Ray is still holding a lot back, though, creating and projecting a more mundane and pleasant story to those around him as he is haunted by darkness. Season 4 seems poised to focus on Ray embracing truth, helped along by Father Romero (Leland Orser), who is so far proving himself to be an advocate rather than an adversary. But the complications of that dichotomy between the reality Ray lives and the one he creates are shown through hallucinations and dreams, with the same true for Mick as well. The show has tinkered with this before, and never to great effect, yet the premiere bears down hard on both, suggesting not only a further exploration of Ray’s abuse, but also of a growing connection between his increasingly rebellious daughter Bridget (Kerris Dorsey) and his deceased sister.

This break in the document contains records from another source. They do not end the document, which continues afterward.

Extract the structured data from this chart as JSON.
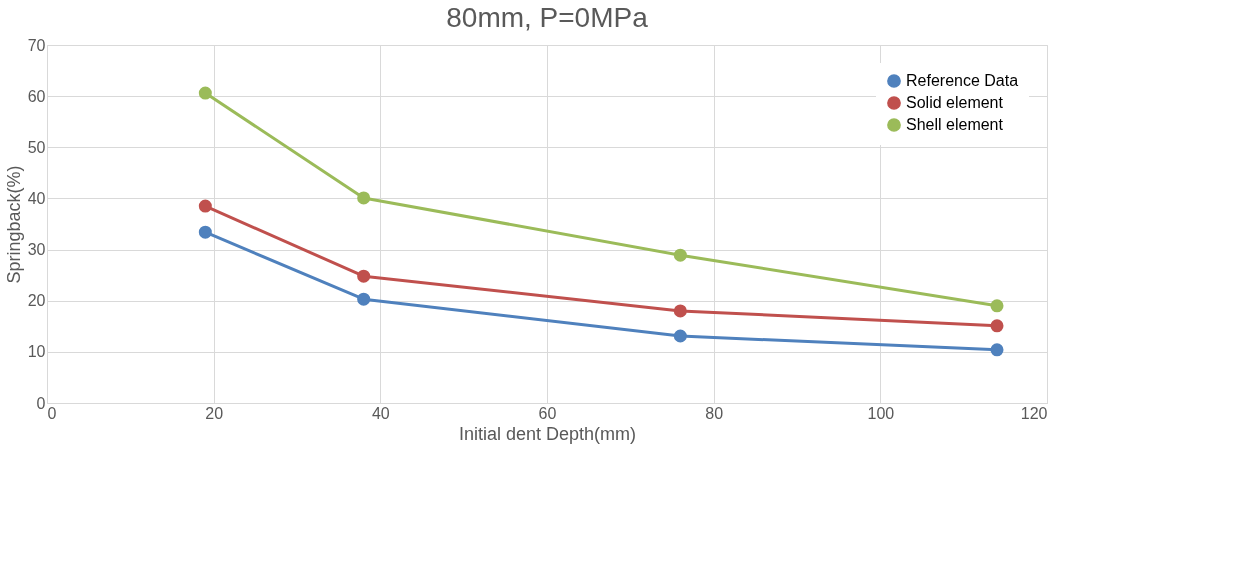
{
  "chart_data": {
    "type": "line",
    "title": "80mm, P=0MPa",
    "xlabel": "Initial dent Depth(mm)",
    "ylabel": "Springback(%)",
    "x": [
      19,
      38,
      76,
      114
    ],
    "series": [
      {
        "name": "Reference Data",
        "color": "#4f81bd",
        "values": [
          33.4,
          20.3,
          13.1,
          10.4
        ]
      },
      {
        "name": "Solid element",
        "color": "#c0504d",
        "values": [
          38.5,
          24.8,
          18.0,
          15.1
        ]
      },
      {
        "name": "Shell element",
        "color": "#9bbb59",
        "values": [
          60.6,
          40.1,
          28.9,
          19.0
        ]
      }
    ],
    "xlim": [
      0,
      120
    ],
    "xticks": [
      0,
      20,
      40,
      60,
      80,
      100,
      120
    ],
    "ylim": [
      0,
      70
    ],
    "yticks": [
      0,
      10,
      20,
      30,
      40,
      50,
      60,
      70
    ],
    "grid": true,
    "legend": "top right",
    "marker": "circle",
    "line_style": "solid"
  }
}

Still, the first few episodes of the new seasons feel like a hangover from Season 3. As soon as Ray says, “I don’t know where my father is, and I hope he never comes back,” you already know Mick is on his way. But it happens so blindingly fast it’s as if he never left. A quick view of his current life running schemes in Nevada is hardly given a chance to develop past a montage before he’s being hauled back to Los Angeles, with Ray cleaning up the last of the Minassian mess.
In many ways, the first two episodes of Season 4 act as a microcosm of all that is Ray Donovan, without seeming to plot a way forward. Abby (Paula Malcomson) is hiding her cancer from Ray, Bunchy is dealing with intimacy issues, Terry (Eddie Marsan) is battling the church, while Daryll (Pooch Hall) and Conor (Devon Bagby) exist largely in the background. The show’s greatest strength has always been its family ties, but for the first time their interactions feel formulaic rather than dynamic.

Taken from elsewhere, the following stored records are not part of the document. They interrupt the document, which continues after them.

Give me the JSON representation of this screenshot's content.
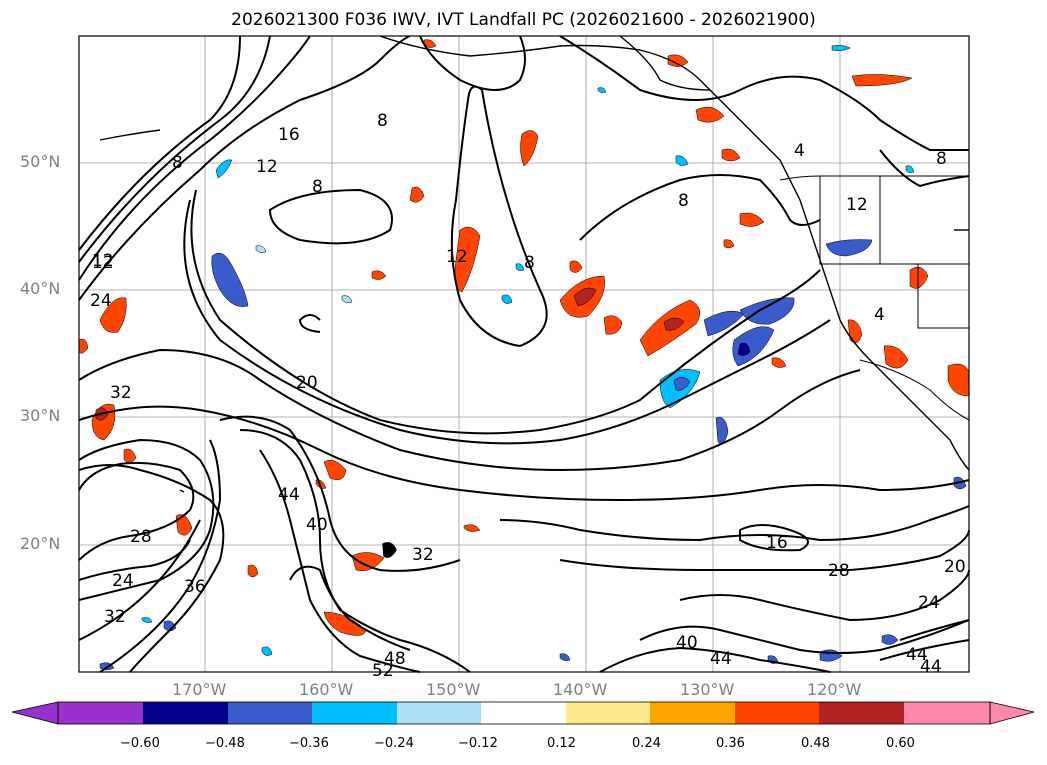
{
  "title": "2026021300 F036 IWV, IVT Landfall PC (2026021600 - 2026021900)",
  "lat_labels": [
    "50°N",
    "40°N",
    "30°N",
    "20°N"
  ],
  "lon_labels": [
    "170°W",
    "160°W",
    "150°W",
    "140°W",
    "130°W",
    "120°W"
  ],
  "iwv_contour_labels": [
    "8",
    "16",
    "12",
    "8",
    "8",
    "12",
    "8",
    "8",
    "12",
    "4",
    "8",
    "12",
    "4",
    "12",
    "24",
    "32",
    "20",
    "28",
    "24",
    "32",
    "36",
    "44",
    "40",
    "32",
    "16",
    "28",
    "20",
    "24",
    "40",
    "44",
    "44",
    "48",
    "52",
    "44"
  ],
  "colorbar": {
    "ticks": [
      "−0.60",
      "−0.48",
      "−0.36",
      "−0.24",
      "−0.12",
      "0.12",
      "0.24",
      "0.36",
      "0.48",
      "0.60"
    ],
    "colors": [
      "#9932CC",
      "#00008B",
      "#3A5BCC",
      "#00BFFF",
      "#ADDFF7",
      "#FFFFFF",
      "#FFE88A",
      "#FFA500",
      "#FF4500",
      "#B22222",
      "#FF88AA"
    ]
  }
}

Though the season’s early framework may have let them down, the ease with which the main cast portray their characters is still among the best on television, and it’s what keeps Ray Donovan a series worth watching — even with such a slow, easily telegraphed start. In this season, as the last, the show seeks to connect Ray’s job as a fixer more intimately with his personal life, but it’s still an uneasy marriage of tone and function. A boxer (Ismael Cruz Cordova) and his sexually abusive, drug-addled older sister (Lisa Bonet), as well as a mysterious art dealer (Embeth Davidtz) with uncertain motivations, pepper the early episodes as clients Ray doesn’t want, but has to deal with. If their place is to help Ray along in his path of truth, perhaps it’s worth it, but currently it feels like treading water.

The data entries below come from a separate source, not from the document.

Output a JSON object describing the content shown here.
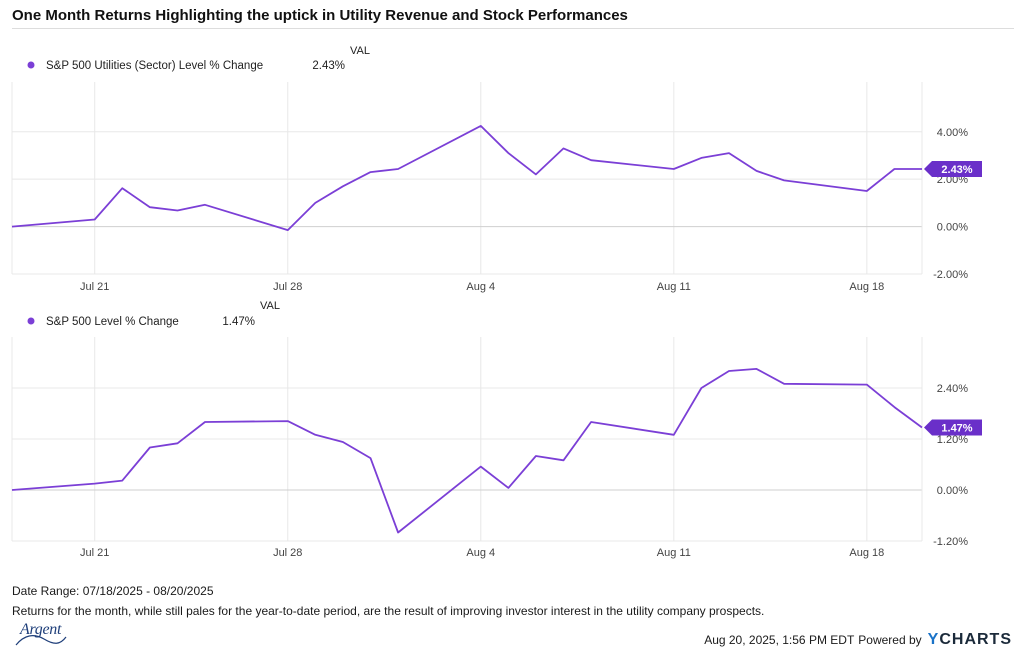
{
  "title": "One Month Returns Highlighting the uptick in Utility Revenue and Stock Performances",
  "date_range": "Date Range: 07/18/2025 - 08/20/2025",
  "caption": "Returns for the month, while still pales for the year-to-date period, are the result of improving investor interest in the utility company prospects.",
  "logo_text": "Argent",
  "footer": {
    "timestamp": "Aug 20, 2025, 1:56 PM EDT",
    "powered_by": "Powered by",
    "brand_y": "Y",
    "brand_rest": "CHARTS"
  },
  "colors": {
    "line": "#7b3fd6",
    "badge": "#6a2fc9",
    "grid": "#e8e8e8",
    "zero": "#cfcfcf"
  },
  "chart_data": [
    {
      "type": "line",
      "legend_header": "VAL",
      "series": [
        {
          "name": "S&P 500 Utilities (Sector) Level % Change",
          "last_label": "2.43%",
          "last_value": 2.43,
          "x": [
            0,
            3,
            4,
            5,
            6,
            7,
            10,
            11,
            12,
            13,
            14,
            17,
            18,
            19,
            20,
            21,
            24,
            25,
            26,
            27,
            28,
            31,
            32,
            33
          ],
          "values": [
            0.0,
            0.3,
            1.62,
            0.82,
            0.68,
            0.92,
            -0.15,
            1.0,
            1.7,
            2.3,
            2.43,
            4.25,
            3.1,
            2.2,
            3.3,
            2.8,
            2.43,
            2.9,
            3.1,
            2.35,
            1.95,
            1.5,
            2.43,
            2.43
          ]
        }
      ],
      "x_ticks": [
        {
          "x": 3,
          "label": "Jul 21"
        },
        {
          "x": 10,
          "label": "Jul 28"
        },
        {
          "x": 17,
          "label": "Aug 4"
        },
        {
          "x": 24,
          "label": "Aug 11"
        },
        {
          "x": 31,
          "label": "Aug 18"
        }
      ],
      "y_ticks": [
        {
          "v": 4,
          "label": "4.00%"
        },
        {
          "v": 2,
          "label": "2.00%"
        },
        {
          "v": 0,
          "label": "0.00%"
        },
        {
          "v": -2,
          "label": "-2.00%"
        }
      ],
      "ylim": [
        -2,
        6.1
      ],
      "xlim": [
        0,
        33
      ],
      "grid": true
    },
    {
      "type": "line",
      "legend_header": "VAL",
      "series": [
        {
          "name": "S&P 500 Level % Change",
          "last_label": "1.47%",
          "last_value": 1.47,
          "x": [
            0,
            3,
            4,
            5,
            6,
            7,
            10,
            11,
            12,
            13,
            14,
            17,
            18,
            19,
            20,
            21,
            24,
            25,
            26,
            27,
            28,
            31,
            32,
            33
          ],
          "values": [
            0.0,
            0.15,
            0.22,
            1.0,
            1.1,
            1.6,
            1.62,
            1.3,
            1.13,
            0.75,
            -1.0,
            0.55,
            0.05,
            0.8,
            0.7,
            1.6,
            1.3,
            2.4,
            2.8,
            2.85,
            2.5,
            2.48,
            1.95,
            1.47
          ]
        }
      ],
      "x_ticks": [
        {
          "x": 3,
          "label": "Jul 21"
        },
        {
          "x": 10,
          "label": "Jul 28"
        },
        {
          "x": 17,
          "label": "Aug 4"
        },
        {
          "x": 24,
          "label": "Aug 11"
        },
        {
          "x": 31,
          "label": "Aug 18"
        }
      ],
      "y_ticks": [
        {
          "v": 2.4,
          "label": "2.40%"
        },
        {
          "v": 1.2,
          "label": "1.20%"
        },
        {
          "v": 0,
          "label": "0.00%"
        },
        {
          "v": -1.2,
          "label": "-1.20%"
        }
      ],
      "ylim": [
        -1.2,
        3.6
      ],
      "xlim": [
        0,
        33
      ],
      "grid": true
    }
  ]
}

There is one moment in the second episode, though, that is a perfect example of Ray Donovan at its best. After Abby’s purse is stolen in front of the boxing gym, Terry attempts to beat up the kid who snatched it, but is himself schooled. As he explains the tussle to the police officer, his brothers and nephew razz him over his version of the events. It’s a simple scene, but any time the Donovans are together, it’s always full of truth — the sweet, the rotten, and the forever blood ties that hold them together. This is the very truth Ray should be seeking, whether he realizes it yet or not. It’s what Season 3 captured so well, and hopefully Season 4 will find a way to better coalesce: in good times or bad, it has always been, and always will be, about family.
Rating: ★★★ Good — Proceed with cautious optimism
Ray Donovan Season 4 premieres Sunday, June 26th on Showtime.